BERLINER PLATTEN
: Diven bei der Arbeit: Mit Paula sucht Elke Brauweiler nach dem elektrifizierten Chanson, und Denis Fischer kümmert sich um seine labilen Mitmenschen

Was haben Paula bloß falsch gemacht? So lang ist es noch nicht einmal her, das neue Jahrtausend war noch jung und bezahlt wurde noch in Deutscher Mark, da war das Electronicduo der heißeste Scheiß, den Berlin zu bieten hatte. Nun, zweieinhalb vermeintliche Popquantensprünge später, bringen Paula mit „So wie jetzt“ ihr mittlerweile fünftes Album heraus, und es schlägt nicht gerade tsunamigleiche Wellen.

Dabei hat sich nicht wirklich viel verändert: Elke Brauweiler, mittlerweile alleinige Paulista, nimmt auf dem Cover immer noch mit schwungvoller Frisur die Posen von Filmstars aus den Dreißigerjahren ein und singt mit ihrer getragenen Stimme von den Fährnissen der Liebe. Und Berend Intelmann ist zwar nicht mehr offizielles Mitglied, programmiert aber wie gewohnt die gemütlich tuckernden Rhythmen. Die markieren – nach einer Phase, in der Paula akustischere Klänge adaptierten – eine Rückkehr zu den eigenen Wurzeln, allerdings klingen diese Beats heute nicht mehr aufregend, sondern eher behäbig.

Auch die Diskrepanz zwischen der Dancebasis und den Kitschmelodien, aus der Paula stets ihre Faszination bezogen, ist lange nicht mehr so spannend, wenn selbst Schlager und Volksmusik mittlerweile zu Electrobastarden verkommen sind.

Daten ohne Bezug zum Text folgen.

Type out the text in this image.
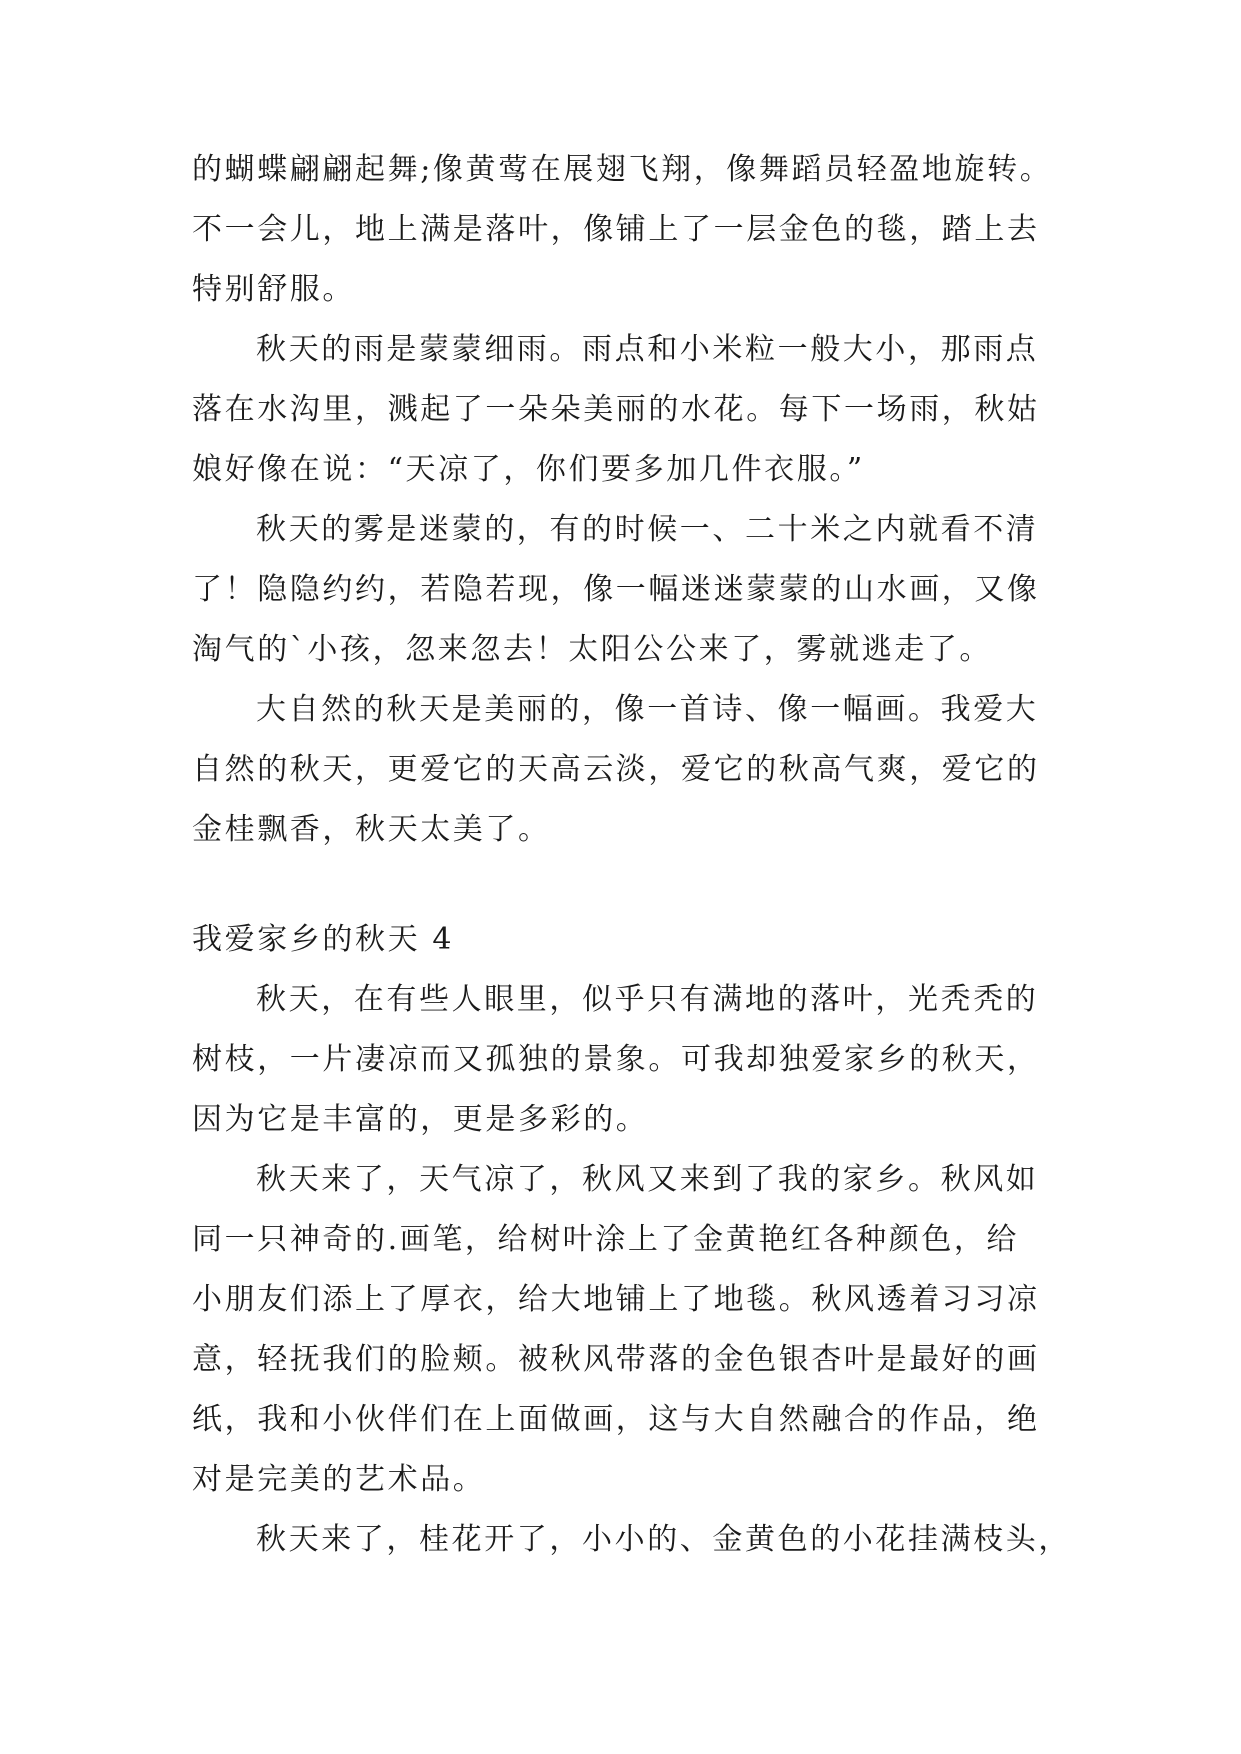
的蝴蝶翩翩起舞;像黄莺在展翅飞翔，像舞蹈员轻盈地旋转。
不一会儿，地上满是落叶，像铺上了一层金色的毯，踏上去
特别舒服。
秋天的雨是蒙蒙细雨。雨点和小米粒一般大小，那雨点
落在水沟里，溅起了一朵朵美丽的水花。每下一场雨，秋姑
娘好像在说：“天凉了，你们要多加几件衣服。”
秋天的雾是迷蒙的，有的时候一、二十米之内就看不清
了！隐隐约约，若隐若现，像一幅迷迷蒙蒙的山水画，又像
淘气的`小孩，忽来忽去！太阳公公来了，雾就逃走了。
大自然的秋天是美丽的，像一首诗、像一幅画。我爱大
自然的秋天，更爱它的天高云淡，爱它的秋高气爽，爱它的
金桂飘香，秋天太美了。
我爱家乡的秋天 4
秋天，在有些人眼里，似乎只有满地的落叶，光秃秃的
树枝，一片凄凉而又孤独的景象。可我却独爱家乡的秋天，
因为它是丰富的，更是多彩的。
秋天来了，天气凉了，秋风又来到了我的家乡。秋风如
同一只神奇的.画笔，给树叶涂上了金黄艳红各种颜色，给
小朋友们添上了厚衣，给大地铺上了地毯。秋风透着习习凉
意，轻抚我们的脸颊。被秋风带落的金色银杏叶是最好的画
纸，我和小伙伴们在上面做画，这与大自然融合的作品，绝
对是完美的艺术品。
秋天来了，桂花开了，小小的、金黄色的小花挂满枝头，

So funktioniert das Paula-Konzept zwar grundsätzlich weiterhin wie geschmiert, aber es lässt einen überraschend kalt – was wiederum Teil des Ansatzes ist, wenn sich Brauweiler als unnahbare Diva inszeniert. Doch einen Ausweg aus diesem Dilemma scheint allein ein bislang eher vernachlässigter Nebenaspekt des Paula’schen Werks zu eröffnen: Wenn das Tempo ganz herausgenommen wird, wie in „Voyager dans la tête“, gelingt Brauweiler und Intelmann tatsächlich das elektrifizierte Chanson. Nichts, was die Franzosen im Prinzip nicht auch schon hinbekommen hätten. Aber einen großen Vorteil im Vergleich zu den Modernisierungsversuchen aus dem Mutterland des Genres haben Paula doch: Brauweiler singt im Gegensatz zu ihren französischen Konkurrentinnen nicht wie eine sexsüchtige Schwindsüchtige auf Hungerast.

Noch so ’ne Diva ist Denis Fischer. Der ist zwar lange nicht so schrill wie sein älterer Bruder Tim, den er für „Devil in Disgiuse“ als Duettpartner engagiert hat, aber doch auch ein begnadeter impersonator mit Hang zur Selbstdarstellung. Dabei schlüpft er am liebsten in die Rollen von Figuren mit seelischen Abgründen. Nach Platten, auf denen er ausschließlich „Death Songs“ oder Harald Juhnke sang, hat er für „Devil in Disgiuse“ erstmals einige Stücke selbst geschrieben, widmet sich aber immer noch mit Hingabe der Neuinterpretation von Klassikern, die eher labile Mitmenschen wie Van Morrison („Wild Night“) oder Iggy Pop („Lust for Life“, „Candy“) bekannt gemacht haben. Die Umsetzung ist dabei angemessen, aber nicht gerade innovativ. Die Band benutzt selten mehr als die üblichen Klänge aus dem Countrypopfundus und weil auch Fischer selbst sich um stimmliche Zurückhaltung bemüht, scheitert die Aneignung auf halbem Wege.